Trois ans que Lynette fréquentait le lycée Doisneau. Trois ans qu’elle en arpentait les couloirs avec une angoisse indescriptible. Parfois, elle tentait de se persuader que tout venait de son imagination, qu’elle était trop sensible et qu’elle surinterprétait tout un tas de choses. Ces courts moments de répit ne duraient jamais bien longtemps et parfois la réalité la rattrapait brutalement. Souvent, elle se demandait si elle était la seule à penser que quelque chose n’allait pas dans son lycée…
Lynette inspira un bon coup : encore une autre journée à passer dans cet endroit qui la mettait parfois si mal à l’aise. Heureusement, cette année elle pouvait compter sur l’amitié de sa bande de copains pour la surmonter. Alors qu’elle s’apprêtait à franchir la grille de l’établissement, elle aperçut au loin Justine qui lui faisait des grands signes. Mais comment diable faisait-elle pour être aussi en forme avant huit heures du matin ? Si elle ne la connaissait pas aussi bien, Lynette mettrait sa main à couper que son amie se dopait au moins autant que Lance Armstrong, l’ex-septuple champion du Tour de France…
- « Hey Desperate attends moi ! » , lui lança-t-elle sans tenir compte de la présence de tous les élèves devant la grille.
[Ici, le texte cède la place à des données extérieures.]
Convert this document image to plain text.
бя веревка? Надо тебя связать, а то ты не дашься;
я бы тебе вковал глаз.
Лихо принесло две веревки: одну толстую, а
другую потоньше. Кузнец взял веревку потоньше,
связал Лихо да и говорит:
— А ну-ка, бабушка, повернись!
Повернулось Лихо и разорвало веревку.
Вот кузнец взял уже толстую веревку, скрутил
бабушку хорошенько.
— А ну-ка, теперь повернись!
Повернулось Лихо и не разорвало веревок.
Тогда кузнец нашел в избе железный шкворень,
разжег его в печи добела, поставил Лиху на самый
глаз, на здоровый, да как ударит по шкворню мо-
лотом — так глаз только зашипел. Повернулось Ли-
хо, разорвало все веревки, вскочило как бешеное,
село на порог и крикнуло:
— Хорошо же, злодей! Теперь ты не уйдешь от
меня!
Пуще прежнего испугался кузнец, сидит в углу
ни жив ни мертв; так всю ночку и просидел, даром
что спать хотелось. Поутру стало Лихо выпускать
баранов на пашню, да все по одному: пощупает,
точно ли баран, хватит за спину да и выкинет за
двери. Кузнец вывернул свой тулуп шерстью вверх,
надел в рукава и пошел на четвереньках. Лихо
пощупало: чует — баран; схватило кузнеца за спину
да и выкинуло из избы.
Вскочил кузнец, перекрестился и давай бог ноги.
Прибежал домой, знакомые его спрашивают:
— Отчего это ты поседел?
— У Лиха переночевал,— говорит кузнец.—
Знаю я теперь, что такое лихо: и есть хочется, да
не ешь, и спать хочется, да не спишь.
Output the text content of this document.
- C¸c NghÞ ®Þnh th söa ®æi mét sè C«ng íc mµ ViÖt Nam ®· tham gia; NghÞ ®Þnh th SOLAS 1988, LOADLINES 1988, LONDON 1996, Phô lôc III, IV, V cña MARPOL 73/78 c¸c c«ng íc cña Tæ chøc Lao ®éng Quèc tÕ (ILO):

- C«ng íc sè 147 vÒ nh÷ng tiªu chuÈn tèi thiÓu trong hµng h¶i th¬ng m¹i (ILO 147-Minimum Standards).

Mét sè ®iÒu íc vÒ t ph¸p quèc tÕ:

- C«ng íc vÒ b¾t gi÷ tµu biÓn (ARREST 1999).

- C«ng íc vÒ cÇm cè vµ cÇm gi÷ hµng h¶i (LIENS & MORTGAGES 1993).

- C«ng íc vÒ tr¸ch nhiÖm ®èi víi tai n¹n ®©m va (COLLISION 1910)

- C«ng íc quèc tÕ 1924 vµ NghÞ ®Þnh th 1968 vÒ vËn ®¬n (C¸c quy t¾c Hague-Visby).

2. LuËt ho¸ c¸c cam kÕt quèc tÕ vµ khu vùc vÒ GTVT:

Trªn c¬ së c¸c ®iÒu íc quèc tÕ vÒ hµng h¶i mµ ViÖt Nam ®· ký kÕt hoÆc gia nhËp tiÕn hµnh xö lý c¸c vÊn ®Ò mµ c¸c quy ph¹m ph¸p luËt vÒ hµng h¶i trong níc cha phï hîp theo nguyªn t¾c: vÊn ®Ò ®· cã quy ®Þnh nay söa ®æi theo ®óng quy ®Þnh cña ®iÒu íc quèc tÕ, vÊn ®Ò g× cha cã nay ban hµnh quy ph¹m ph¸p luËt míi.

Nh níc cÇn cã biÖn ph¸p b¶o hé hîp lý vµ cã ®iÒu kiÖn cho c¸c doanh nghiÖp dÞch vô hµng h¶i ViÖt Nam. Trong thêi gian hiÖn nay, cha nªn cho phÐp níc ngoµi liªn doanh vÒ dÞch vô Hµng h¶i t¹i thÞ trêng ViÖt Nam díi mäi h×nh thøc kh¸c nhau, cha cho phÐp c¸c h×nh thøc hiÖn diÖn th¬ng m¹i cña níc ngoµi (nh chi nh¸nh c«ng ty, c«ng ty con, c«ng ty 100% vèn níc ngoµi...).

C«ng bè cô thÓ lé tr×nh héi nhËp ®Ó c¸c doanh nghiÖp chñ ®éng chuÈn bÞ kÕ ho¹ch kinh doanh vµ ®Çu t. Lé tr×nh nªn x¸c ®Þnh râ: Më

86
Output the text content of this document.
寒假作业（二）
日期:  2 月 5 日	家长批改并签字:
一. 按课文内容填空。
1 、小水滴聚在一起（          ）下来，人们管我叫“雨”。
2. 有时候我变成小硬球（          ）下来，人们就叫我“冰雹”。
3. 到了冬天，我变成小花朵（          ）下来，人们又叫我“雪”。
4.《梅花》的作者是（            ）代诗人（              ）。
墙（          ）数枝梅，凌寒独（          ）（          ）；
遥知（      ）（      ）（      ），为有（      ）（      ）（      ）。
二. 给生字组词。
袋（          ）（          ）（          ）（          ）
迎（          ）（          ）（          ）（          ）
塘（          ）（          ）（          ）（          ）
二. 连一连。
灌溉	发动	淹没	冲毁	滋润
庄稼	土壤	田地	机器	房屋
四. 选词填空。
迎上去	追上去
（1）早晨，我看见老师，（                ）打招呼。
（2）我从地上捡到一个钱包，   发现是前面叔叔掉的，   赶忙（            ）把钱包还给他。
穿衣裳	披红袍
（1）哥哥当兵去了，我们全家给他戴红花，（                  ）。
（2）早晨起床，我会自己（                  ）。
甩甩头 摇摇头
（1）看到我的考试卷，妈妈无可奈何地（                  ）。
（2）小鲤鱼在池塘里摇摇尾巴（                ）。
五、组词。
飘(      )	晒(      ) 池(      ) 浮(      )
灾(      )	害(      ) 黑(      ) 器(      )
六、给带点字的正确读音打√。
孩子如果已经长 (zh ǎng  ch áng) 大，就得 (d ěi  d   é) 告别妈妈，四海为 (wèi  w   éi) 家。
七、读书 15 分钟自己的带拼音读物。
Lynette sentit le rouge lui monter aux joues, d’autant plus que les BTS étaient juste à côté d’elle et la dévisageaient avec une telle insistance qu’à ce moment précis elle aurait bien aimé que le sol s’entrouvre sous ses pieds…Elle entendit un « Comment elle l’a appelée ?! Desperate ? » suivi d’un gros éclat de rire.
- « Justine…Je vais te tuer !!! T’es obligée de me foutre la honte au moins une fois par jour sinon tu te sens pas bien c’est ça ? »
Bien sûr Justine n’était pas affectée le moins du monde comme en témoignaient ses éclats de rire mais pas du tout discrets…
- « Allez, arrête de te plaindre, grâce à moi t’es populaire maintenant ! Tu crois que tout le monde peut être assimilé à une héroïne de série télé ? Moi, perso, je connais que toi ! »
- « Oui bin j’ai rien contre l’anonymat tu vois… »
- « En même temps, ils pensaient à quoi tes parents quand ils ont trouvé ton prénom ? ils auraient dû anticiper non ? », s’esclaffa Justine.
- « Ah ouais ? Et toi ? Comment ils auraient pu t’anticiper ? T’es la pire calamité qui me soit tombée dessus ! »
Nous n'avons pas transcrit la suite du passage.